Geldik yine aynı yere! Londra silahlı teröristi desteklerken, şimdi ikinci bir cephe açıyor. Siyasetçileri, sıradan Kürtler'i kışkırtıp açlık grevine itiyor. Greve gidenler bile arkalarından onları kimin ittiğini bilmiyor.
* İlginç! Nasıl peki?
Türk askerinin mukavemetini biliyorlar. Silahsız güçleri devreye soktular. ÖCALAN'ı dillerine doladılar. Yahu Öcalan dışarı çıksa, altına Ferrari çekilse bile açlık grevindekiler yine devam ederler!
Çünkü arkalarındaki güç, Erdoğan'ı ve Yeni Türkiye'yi böyle sıkıştırmak istiyor.

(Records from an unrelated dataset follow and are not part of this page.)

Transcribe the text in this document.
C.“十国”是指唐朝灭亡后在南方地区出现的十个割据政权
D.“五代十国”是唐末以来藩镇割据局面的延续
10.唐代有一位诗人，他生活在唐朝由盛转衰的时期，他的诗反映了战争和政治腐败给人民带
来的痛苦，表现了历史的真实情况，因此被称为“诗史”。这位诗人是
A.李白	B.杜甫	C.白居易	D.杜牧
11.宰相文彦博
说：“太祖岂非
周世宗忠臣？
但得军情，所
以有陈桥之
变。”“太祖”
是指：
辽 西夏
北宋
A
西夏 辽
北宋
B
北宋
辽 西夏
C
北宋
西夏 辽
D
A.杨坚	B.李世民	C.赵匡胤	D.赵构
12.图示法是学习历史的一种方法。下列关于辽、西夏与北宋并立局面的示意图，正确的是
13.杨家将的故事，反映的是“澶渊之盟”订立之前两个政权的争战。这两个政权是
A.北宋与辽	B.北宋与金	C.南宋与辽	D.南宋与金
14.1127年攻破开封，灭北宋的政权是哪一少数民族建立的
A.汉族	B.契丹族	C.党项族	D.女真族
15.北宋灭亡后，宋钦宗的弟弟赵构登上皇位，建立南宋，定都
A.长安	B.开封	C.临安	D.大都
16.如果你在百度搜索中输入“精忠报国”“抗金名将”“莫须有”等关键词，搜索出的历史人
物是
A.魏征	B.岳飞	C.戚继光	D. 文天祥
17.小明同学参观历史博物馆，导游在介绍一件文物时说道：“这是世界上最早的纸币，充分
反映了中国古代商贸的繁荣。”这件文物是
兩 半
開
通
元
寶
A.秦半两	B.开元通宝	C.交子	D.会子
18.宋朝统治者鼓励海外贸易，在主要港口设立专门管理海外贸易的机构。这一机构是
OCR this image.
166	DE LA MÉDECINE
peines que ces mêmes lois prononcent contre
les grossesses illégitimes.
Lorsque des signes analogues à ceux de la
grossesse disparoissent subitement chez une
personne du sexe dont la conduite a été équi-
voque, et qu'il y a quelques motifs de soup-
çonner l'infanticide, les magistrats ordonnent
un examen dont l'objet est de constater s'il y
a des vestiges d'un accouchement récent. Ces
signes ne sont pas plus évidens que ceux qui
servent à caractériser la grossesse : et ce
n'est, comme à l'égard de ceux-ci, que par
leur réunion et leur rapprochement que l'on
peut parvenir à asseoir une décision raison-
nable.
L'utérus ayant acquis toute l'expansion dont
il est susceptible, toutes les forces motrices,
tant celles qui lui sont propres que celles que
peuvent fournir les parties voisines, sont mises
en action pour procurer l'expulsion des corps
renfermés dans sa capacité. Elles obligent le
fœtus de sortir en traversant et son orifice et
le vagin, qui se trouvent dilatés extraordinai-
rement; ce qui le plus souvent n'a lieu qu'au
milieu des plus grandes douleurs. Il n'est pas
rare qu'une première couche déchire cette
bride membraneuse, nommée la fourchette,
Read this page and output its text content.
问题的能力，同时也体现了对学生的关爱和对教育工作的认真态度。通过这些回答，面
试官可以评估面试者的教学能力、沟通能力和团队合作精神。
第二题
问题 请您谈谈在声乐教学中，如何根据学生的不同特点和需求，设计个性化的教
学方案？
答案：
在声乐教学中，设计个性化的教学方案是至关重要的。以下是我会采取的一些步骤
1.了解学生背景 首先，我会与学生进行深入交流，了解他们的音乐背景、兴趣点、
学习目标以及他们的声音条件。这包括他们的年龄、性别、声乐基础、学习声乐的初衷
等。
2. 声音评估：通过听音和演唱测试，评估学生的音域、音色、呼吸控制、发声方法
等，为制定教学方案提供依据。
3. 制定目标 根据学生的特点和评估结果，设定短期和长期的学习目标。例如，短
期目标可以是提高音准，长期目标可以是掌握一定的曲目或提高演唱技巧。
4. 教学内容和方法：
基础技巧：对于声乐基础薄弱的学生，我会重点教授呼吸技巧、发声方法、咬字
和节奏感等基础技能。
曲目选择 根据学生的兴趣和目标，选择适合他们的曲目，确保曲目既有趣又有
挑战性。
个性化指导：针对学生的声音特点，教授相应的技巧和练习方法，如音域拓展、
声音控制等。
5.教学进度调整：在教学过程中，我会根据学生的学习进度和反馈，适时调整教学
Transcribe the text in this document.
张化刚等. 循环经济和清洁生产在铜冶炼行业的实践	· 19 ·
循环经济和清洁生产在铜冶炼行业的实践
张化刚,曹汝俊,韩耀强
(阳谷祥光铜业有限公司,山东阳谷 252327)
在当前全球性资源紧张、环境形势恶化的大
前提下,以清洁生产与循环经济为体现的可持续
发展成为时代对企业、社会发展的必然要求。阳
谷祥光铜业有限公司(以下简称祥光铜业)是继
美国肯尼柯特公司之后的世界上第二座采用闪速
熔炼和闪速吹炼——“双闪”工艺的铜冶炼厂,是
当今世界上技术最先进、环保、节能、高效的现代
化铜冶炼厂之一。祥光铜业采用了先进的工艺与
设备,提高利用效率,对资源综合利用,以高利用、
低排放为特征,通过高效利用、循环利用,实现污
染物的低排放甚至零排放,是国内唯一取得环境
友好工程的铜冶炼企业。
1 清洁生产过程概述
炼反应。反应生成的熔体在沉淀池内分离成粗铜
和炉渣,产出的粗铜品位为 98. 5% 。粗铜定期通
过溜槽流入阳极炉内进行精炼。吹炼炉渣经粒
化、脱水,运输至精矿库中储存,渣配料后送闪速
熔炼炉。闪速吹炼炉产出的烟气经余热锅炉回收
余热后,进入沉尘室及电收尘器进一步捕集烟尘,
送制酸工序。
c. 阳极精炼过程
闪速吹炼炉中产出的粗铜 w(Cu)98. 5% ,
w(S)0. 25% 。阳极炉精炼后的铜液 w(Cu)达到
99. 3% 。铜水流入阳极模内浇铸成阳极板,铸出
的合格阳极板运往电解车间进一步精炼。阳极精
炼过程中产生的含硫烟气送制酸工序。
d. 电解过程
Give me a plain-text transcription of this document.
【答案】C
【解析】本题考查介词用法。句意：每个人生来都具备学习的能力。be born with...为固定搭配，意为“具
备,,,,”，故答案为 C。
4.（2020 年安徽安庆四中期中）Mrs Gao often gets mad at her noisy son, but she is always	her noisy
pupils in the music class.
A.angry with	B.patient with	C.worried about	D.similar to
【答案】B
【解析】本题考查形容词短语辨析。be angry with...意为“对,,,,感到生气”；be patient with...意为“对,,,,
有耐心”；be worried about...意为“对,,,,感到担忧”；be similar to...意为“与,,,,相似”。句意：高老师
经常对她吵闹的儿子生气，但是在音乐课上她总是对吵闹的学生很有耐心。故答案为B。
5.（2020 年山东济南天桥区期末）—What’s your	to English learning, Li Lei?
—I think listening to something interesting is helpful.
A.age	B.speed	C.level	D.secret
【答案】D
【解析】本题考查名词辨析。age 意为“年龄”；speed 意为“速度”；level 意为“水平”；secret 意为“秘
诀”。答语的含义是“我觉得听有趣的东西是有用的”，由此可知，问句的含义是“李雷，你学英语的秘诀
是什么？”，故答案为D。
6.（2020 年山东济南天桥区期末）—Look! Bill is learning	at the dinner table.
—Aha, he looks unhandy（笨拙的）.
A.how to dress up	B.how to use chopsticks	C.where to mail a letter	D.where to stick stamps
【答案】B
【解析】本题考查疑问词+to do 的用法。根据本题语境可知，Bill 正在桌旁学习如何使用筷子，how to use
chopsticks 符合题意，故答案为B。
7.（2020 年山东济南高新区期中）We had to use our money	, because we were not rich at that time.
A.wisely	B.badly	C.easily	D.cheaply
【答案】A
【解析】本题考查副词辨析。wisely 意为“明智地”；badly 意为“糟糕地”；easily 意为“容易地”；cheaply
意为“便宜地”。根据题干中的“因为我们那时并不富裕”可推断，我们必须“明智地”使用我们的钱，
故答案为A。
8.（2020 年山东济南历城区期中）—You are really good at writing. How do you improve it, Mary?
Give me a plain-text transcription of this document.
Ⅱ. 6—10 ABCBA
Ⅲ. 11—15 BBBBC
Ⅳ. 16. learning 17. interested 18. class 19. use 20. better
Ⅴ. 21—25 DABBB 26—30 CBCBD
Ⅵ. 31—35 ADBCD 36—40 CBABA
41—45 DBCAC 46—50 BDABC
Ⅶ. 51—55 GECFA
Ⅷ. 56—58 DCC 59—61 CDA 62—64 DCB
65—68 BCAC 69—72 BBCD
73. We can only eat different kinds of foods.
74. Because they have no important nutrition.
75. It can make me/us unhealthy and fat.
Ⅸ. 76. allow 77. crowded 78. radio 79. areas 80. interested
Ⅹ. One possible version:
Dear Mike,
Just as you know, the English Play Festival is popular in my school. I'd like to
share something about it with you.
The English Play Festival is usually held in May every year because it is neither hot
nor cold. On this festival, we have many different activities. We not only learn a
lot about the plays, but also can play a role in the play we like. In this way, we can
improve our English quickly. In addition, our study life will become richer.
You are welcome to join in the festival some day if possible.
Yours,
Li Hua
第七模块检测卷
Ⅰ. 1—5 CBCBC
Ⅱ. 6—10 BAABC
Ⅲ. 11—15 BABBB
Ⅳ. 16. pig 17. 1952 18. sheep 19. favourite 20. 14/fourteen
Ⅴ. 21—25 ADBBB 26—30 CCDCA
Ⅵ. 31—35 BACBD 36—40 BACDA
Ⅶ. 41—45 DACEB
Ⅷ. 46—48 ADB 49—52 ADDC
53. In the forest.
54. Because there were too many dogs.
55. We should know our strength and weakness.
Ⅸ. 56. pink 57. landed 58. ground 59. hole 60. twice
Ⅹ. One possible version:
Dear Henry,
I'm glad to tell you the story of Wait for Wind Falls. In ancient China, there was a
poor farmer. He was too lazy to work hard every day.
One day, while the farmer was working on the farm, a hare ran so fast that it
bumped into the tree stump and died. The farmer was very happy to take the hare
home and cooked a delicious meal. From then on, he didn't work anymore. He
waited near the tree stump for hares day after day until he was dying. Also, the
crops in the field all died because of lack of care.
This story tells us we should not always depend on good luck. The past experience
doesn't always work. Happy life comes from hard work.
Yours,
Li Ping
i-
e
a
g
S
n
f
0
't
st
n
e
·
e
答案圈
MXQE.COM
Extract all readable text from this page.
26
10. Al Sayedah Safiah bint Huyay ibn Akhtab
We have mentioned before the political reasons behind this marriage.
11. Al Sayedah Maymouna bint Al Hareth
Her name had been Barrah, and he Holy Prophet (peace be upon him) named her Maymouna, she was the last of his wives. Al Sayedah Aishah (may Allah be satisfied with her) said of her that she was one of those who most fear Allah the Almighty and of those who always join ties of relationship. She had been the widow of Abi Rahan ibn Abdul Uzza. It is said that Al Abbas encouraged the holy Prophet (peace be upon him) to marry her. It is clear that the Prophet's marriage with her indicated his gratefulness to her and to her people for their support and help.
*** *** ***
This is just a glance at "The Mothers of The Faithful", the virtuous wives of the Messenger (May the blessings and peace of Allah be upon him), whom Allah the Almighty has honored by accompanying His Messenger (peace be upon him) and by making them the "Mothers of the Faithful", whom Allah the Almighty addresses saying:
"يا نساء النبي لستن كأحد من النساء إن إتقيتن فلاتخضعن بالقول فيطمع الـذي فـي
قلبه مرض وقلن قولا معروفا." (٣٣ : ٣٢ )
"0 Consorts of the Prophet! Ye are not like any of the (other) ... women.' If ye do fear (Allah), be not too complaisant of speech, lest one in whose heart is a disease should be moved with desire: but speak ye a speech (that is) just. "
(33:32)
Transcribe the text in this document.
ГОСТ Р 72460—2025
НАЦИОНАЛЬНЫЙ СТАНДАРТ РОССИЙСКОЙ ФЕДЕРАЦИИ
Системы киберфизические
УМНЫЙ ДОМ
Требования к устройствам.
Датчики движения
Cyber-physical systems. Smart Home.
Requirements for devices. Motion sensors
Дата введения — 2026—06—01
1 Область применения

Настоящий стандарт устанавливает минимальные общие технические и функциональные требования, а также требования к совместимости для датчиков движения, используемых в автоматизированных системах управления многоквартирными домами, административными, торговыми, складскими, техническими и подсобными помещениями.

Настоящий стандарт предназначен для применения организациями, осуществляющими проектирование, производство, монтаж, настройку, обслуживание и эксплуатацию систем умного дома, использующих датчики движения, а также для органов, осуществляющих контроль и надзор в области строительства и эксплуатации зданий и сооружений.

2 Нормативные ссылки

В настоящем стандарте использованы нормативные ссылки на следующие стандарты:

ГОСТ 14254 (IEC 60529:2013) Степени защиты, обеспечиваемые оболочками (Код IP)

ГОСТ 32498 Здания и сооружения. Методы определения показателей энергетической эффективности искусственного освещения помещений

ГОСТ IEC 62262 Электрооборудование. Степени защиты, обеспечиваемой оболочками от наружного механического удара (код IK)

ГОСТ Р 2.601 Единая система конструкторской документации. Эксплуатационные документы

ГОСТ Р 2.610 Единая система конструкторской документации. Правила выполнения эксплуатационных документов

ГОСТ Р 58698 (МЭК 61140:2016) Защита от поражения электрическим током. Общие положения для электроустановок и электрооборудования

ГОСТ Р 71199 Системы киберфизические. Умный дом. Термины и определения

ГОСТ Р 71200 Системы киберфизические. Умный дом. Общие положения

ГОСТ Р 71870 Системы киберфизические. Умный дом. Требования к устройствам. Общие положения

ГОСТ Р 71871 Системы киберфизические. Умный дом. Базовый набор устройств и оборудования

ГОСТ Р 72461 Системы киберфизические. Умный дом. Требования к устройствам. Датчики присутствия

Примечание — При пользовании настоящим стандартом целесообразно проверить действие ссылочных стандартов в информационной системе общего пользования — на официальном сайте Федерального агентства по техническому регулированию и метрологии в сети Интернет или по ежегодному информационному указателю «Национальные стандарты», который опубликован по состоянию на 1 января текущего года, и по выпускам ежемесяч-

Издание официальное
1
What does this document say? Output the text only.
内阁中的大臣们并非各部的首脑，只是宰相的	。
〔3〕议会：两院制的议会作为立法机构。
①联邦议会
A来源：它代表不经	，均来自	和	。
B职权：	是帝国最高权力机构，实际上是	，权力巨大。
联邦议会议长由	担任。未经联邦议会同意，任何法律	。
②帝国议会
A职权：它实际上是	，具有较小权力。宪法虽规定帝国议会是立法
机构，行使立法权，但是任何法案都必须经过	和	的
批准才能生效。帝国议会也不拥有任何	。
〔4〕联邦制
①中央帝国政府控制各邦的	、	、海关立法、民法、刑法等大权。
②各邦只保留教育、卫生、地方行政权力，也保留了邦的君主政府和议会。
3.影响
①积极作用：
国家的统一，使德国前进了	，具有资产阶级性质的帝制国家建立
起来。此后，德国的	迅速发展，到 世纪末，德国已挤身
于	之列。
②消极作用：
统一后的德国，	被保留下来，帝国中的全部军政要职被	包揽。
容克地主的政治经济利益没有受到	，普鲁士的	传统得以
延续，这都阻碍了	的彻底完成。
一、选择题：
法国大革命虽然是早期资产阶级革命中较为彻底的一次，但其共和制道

Amaçları Öcalan'ı eve almak değil, Öcalan'a ayrıcalık tanıyan hükümeti bitirmek! Yani Erdoğan'dan kurtulmak..
* Olabilir mi gerçekten?
Türkiye bu tuzağa düşmez. Ama Londra'nın tercihi böyle. Şu soruyu neden kimse sormuyor:
"Eğer Öcalan örgütün lideriyse neden yıllardır PKK saldırıyor?"
Cevap yok dimi! Çünkü KANDİL'e hakim olan, Kürt siyasetçileri kullanan, Kürt gençlerini ölüme gönderen güç... Planları çok açık.
Öcalan eve geçecek, silahlar azacak.
Böylece hükümet hesap verecek!
Akıllılar ya!
* Hep kötülüklerin anası olarak ABD'yi görürdük... Siz farklı bakıyorsunuz!
ABD'yi kimse inkar edemez. Ama İngiltere başka bir akıl. Bakın Suriye sınırımıza asker göndermeyi bile düşünüyorlar. Neden? Türkiye Suriye'ye girip orada kalmasın diye mi yoksa! Amerikalılar heyecanlı. Londra akıllı. Onları bile yönlendiriyorlar.
Türkiye şimdi bu numaraları yemiyor.
Sorun bu! İstiyorlar ki kurdukları her tuzağa düşelim. Bakın yakında Suriye çözülecek, en karlı Türkiye çıkacak.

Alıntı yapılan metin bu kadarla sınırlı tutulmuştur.